Q. 62. If faith’s receiving of Christ’s righteousness justify us, does not faith justify as a work?
A. It is not properly the receiving, or any other act of faith, that justifies us, but the righteousness of Christ RECEIVED, Rom. 3:22; even as it is not the hand that nourishes us, but the food which we take by it.
Q. 63. If we are justified by faith alone, why is it said, James 2:24, “That by works a man is justified, and not by faith only?”
A. This is to be understood of justifying, or evidencing the reality of our faith before men, and not of justifying our persons before God.
Q. 64. When is it that God justifies the ungodly?
A. “Though from eternity God decreed to justify all the elect,” yet “they are not” actually “justified, until the Holy Spirit does, in due time, apply Christ,” and his righteousness “unto them, Tit. 3:5-7.”
Q. 65. How were believers, under the Old Testament, justified?
A. “Their justification was, in all respects, the same with the justification of believers, under the New Testament,” Gal. 3:9; Heb. 13:8.
Q. 66. What may we learn from this important doctrine of justification?

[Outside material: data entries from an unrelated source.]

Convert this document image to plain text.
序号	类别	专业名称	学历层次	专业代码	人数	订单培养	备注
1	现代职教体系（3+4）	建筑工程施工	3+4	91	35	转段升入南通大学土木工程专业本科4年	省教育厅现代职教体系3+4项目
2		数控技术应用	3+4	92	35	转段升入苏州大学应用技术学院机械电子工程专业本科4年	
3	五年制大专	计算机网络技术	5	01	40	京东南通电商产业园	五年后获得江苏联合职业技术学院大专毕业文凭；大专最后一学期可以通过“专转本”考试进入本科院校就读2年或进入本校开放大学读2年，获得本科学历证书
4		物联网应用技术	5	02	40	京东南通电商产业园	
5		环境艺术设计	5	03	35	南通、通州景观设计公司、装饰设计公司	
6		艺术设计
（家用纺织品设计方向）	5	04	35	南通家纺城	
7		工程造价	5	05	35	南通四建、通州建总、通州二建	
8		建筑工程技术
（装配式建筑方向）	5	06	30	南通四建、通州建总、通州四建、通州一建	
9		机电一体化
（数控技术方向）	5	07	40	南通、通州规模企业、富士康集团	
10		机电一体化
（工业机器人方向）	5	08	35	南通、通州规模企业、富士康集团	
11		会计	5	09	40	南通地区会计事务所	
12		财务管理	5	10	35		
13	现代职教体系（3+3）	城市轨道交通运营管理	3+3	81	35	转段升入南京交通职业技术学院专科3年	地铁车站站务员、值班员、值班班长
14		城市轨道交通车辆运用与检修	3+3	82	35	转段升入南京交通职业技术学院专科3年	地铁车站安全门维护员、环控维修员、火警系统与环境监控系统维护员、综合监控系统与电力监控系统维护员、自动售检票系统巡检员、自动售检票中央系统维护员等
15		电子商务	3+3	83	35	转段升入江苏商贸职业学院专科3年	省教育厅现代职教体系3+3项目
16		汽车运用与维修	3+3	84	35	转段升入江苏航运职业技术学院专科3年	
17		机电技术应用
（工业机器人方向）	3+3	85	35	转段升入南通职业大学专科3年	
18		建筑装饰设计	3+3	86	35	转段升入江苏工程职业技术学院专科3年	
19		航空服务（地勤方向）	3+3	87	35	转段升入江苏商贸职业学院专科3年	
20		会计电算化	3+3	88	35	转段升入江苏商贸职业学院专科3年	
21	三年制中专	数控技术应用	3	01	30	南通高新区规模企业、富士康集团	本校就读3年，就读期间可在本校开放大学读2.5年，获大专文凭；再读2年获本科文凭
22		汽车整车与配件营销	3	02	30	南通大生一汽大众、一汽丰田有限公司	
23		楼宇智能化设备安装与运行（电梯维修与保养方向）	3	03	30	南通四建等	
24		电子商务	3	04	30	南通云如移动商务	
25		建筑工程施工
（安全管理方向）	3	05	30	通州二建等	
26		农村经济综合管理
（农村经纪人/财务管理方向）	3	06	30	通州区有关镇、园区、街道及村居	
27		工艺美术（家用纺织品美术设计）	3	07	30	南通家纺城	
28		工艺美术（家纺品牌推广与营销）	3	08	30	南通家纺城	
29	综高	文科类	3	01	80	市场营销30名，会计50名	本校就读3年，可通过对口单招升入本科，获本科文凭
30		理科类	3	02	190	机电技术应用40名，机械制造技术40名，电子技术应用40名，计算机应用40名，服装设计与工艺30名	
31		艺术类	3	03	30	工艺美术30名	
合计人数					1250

A. That all ground of pride and boasting is taken away from the creature, Rom. 3:27:that faith itself, by laying hold upon the surety righteousness without us, is nothing else than a solemn declaration of our poverty and nakedness; and that, therefore, it is our duty to glory only in Christ Jesus, saying, “Surely — in the Lord have we righteousness and strength,” Isa. 45:24.

Discussion Points:
-Which point of Fisher’s impressed your soul and mind?
-What use does this have for evangelizing the unconverted?
-What are the implications of question and answer 66?